Von Magie bis Neurologie



Inhalt


Generisches Maskulinum Juli Faber

In der deutschen Sprache gilt die maskuline - also die männliche - Form von Personenbezeichnungen als Norm. Dieses Phänomen wird "generisches Maskulinum" genannt. Konkret bedeutet das, dass z.B. die Menschen, die in einer bestimmten Firma arbeiten, grundsätzlich, als „Mitarbeiter“ bezeichnet werden. Das gilt seit Ende der 1990er-Jahre als grammatikalisch korrekt.[i] Dabei ist vollkommen egal, welches Geschlecht die bezeichneten Menschen haben. Die Ausnahme: Nur wenn wir wissen, dass die Belegschaft der Firma ausschließlich aus Frauen besteht, dürfen wir "Mitarbeiterinnen" sagen. Wir müssen aber nicht. Auch im Falle einer rein weiblichen Belegschaft gilt das generische Maskulinum als grammatikalisch korrekt.

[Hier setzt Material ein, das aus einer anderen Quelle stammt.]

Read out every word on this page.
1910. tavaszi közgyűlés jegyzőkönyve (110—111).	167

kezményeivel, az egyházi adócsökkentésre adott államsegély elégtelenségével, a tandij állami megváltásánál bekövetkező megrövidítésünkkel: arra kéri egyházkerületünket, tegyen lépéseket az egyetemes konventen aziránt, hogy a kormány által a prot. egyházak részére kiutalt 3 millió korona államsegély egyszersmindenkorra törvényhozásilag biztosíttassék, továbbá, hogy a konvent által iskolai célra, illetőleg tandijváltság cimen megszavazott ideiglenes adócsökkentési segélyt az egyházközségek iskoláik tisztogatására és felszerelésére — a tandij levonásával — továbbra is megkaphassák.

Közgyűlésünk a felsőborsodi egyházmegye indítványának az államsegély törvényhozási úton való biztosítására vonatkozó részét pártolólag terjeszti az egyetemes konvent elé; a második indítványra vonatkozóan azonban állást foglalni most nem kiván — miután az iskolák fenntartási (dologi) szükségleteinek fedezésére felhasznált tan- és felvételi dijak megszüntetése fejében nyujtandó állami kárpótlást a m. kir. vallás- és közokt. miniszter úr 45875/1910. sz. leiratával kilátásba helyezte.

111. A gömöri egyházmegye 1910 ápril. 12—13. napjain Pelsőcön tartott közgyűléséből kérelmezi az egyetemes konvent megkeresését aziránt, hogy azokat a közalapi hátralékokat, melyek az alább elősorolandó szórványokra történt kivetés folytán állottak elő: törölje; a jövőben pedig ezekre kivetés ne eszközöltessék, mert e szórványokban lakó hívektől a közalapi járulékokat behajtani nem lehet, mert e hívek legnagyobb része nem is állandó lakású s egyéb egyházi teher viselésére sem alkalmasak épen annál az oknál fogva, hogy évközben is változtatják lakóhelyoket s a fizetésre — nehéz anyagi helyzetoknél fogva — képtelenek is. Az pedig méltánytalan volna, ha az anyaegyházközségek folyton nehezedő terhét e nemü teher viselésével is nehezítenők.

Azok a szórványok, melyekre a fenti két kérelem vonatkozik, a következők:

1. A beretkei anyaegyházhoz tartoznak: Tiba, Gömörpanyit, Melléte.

Woher kommt das generische Maskulinum?


Alle Geschlechter dürfen also im Maskulinum ausgedrückt werden, ohne dass wer den Rotstift zückt. Der Grund dafür liegt auf der Hand: Über Jahrhunderte waren Männer in Besitz von gesellschaftlicher, politischer und wissenschaftlicher Macht und haben daher auch maßgeblich die Entwicklung unserer Sprache geprägt. Jahrhundertelang dominierten Männer den öffentlichen Raum und waren daher auch sprachlich präsenter. Wir sind es gewohnt, über Männer zu sprechen. Das generische Maskulinum ist also eine Gebrauchsgewohnheit, die erst seit kurzem zu einer grammatikalischen Empfehlung manifestiert wurde. Und zwar genau zu der Zeit, als manche Menschen begannen, diese alte Gewohnheit nur über Männer zu sprechen, mehr und mehr abzustreifen, weil sie ihrer Realität nicht mehr gerecht wurde. Die Sprachwissenschaftlerin Gabriele Diewald bringt es auf den Punk. Auf dem Blog Sprache und Gendern.de schreibt sie:

„Das sogenannte generische Maskulinum ist keine grammatische Regel des Deutschen. Es handelt sich um eine Gebrauchsgewohnheit bestimmter Maskulinformen zur Personenreferenz, die auf alten patriarchalischen Haltungen aufsetzt und eindeutig diskriminierend ist.“[ii]

Die Magie hinter dem generischen Maskulinum heißt: Framing Theorie


Das generische Maskulinum ist nicht nur eine grammatikalische Form. Es ist auch eine Art Zauberspruch. Oder ein Fluch, je nach dem. Ein Fluch, den es weltweit gibt und nicht nur im Deutschen. Durch die Verwendung des generischen Maskulinums werden auf einmal, mit nur einem Wort, sämtliche Menschen grammatikalisch zu Männern gemacht. Es ist wie Magie. Es ist die zu Worten manifestierte dunkle Magie des Patriarchats, die alles nicht-männliche aus unserem Hören, Sehen und Denken verbannt.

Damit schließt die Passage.